Guerra tra due mondi

La letteratura aiuta ad affrontare il mistero e a comprendere meglio le dinamiche enigmatiche dell’umano. Ne I promessi sposi Alessandro Manzoni (1785-1873) affresca splendidamente la rivalità tra due assurdi: la superstizione della peste come complotto di necromantici untori, in realtà inesistenti, e il saccente positivismo di don Ferrante, che non crede alla realtà del contagio, l’attribuisce a congiunture astrali (e qui, come sempre, il razionalismo si rovescia in magismo) e vi lascia la pelle.

Alessandro Manzoni (1785-1873), autore de “I promessi sposi”. Image from Google Images

Insuperabile è l’idea che muove La guerra dei mondi, romanzo del 1897 dello scrittore inglese Herbert G. Wells (1866-1946), adattato dal regista statunitense Orson Welles (1915-1985) in un celebre programma radiofonico nel 1938. Ce n’è un remake omonimo diretto da Steven Spielberg nel 2005, che sarebbe assurdo, nel suo crescere di scene angoscianti, claustrofobiche, raccapriccianti, se non fosse per il finale. Una invasione aliena fa strage di umani, e non c’è arma in grado di sconfiggere il nemico. Tutto sembra perduto finché… finché gli alieni criminali prendono l’influenza, malattia banale sulla Terra perché abbiamo i vaccini, ma sconosciuta nel mondo da cui provengono quegli assassini seriali e sistematici, e pertanto letale. Nell’epilogo risuonano queste parole: «Quando gli invasori arrivarono e cominciarono a respirare e a nutrirsi, quegli organismi infinitesimali, che Dio nella sua saggezza aveva messo sulla Terra, iniziarono a condannarli, annientarli, distruggerli, dopo che tutte le armi e gli stratagemmi umani avevano fallito. Mediante il sacrificio di miliardi di vittime, l’uomo ha acquisito la sua immunità, il suo diritto alla sopravvivenza tra le infinite creature di questo pianeta. E quel diritto è suo contro ogni sfida, poiché gli uomini non vivono e non muoiono invano».

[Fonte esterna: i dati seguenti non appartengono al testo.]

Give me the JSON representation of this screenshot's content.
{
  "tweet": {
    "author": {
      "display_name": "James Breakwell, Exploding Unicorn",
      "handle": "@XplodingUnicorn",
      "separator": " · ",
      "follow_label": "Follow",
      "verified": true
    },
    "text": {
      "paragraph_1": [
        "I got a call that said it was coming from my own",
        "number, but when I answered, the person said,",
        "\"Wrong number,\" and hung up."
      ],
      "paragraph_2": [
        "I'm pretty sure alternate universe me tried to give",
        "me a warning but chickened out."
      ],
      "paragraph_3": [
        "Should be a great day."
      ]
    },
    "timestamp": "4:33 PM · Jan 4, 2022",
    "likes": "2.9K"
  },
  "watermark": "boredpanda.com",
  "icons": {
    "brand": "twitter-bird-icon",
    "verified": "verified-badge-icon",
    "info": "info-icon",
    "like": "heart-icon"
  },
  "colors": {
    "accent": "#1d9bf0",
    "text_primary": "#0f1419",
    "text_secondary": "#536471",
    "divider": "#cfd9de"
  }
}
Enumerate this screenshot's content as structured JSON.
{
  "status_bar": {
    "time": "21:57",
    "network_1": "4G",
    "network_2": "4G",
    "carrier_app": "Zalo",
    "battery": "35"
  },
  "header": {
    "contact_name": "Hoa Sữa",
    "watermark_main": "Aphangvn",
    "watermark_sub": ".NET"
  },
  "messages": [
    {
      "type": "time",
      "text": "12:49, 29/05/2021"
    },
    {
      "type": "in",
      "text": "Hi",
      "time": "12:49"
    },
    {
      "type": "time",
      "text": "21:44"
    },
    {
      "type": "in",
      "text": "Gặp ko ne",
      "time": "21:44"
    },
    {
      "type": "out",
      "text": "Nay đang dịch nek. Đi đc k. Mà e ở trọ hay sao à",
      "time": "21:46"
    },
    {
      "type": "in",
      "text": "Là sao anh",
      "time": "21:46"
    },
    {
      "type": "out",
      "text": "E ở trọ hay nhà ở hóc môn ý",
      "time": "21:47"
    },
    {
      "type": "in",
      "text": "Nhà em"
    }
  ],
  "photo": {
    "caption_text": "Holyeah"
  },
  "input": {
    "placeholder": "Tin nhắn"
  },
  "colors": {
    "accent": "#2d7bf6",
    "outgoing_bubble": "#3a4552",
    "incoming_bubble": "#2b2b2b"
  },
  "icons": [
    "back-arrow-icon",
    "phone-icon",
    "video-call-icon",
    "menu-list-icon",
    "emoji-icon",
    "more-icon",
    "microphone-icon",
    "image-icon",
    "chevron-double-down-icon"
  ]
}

Non si scandalizzeranno i lettori laici di “IFamNews”, gli amici non credenti che con noi si battono per la difesa della vita umana dal concepimento alla morte naturale se qui si cita Dio. Lo considerino un dato oggettivo, letterario, di sceneggiatura. Lo considerino il bandolo di quel mistero che è la vita e che è la morte. Ma ciò a cui la letteratura, che ci racconta, e talora spiega, la realtà per immagini e suggestioni, ci educa è il valore insopprimibile proprio della vita umana. Il coronavirus è un orrore, un alieno che non abbiamo armi per sconfiggere. Tifiamo perché il progresso medico, la cui bellezza anche culturale e la cui immensa utilità concreta ammiriamo e riveriamo, trovi al più presto un vaccino, vincendo un’altra grande battaglia di questa guerra impari. Ma il bene a cui, paradossalmente, l’immondo coronavirus ci richiama ora è proprio la necessità di onorare la vita umana sempre, di difenderla, tutelarla, garantirla, sia curarla sia averne cura, accompagnarla, consolarla, alleviarne le sofferenze, chiamarne i mali con il loro nome, additarne il bene, sempre, dal concepimento alla morte naturale, quella morte naturale cui per esempio anche una banale influenza non banale può condurre senza chiedere il nostro permesso e beffandosi delle nostre risibili volontà di potenza. Mai sodali, infatti, del coronavirus, ma sì dei robot, i pro lifer.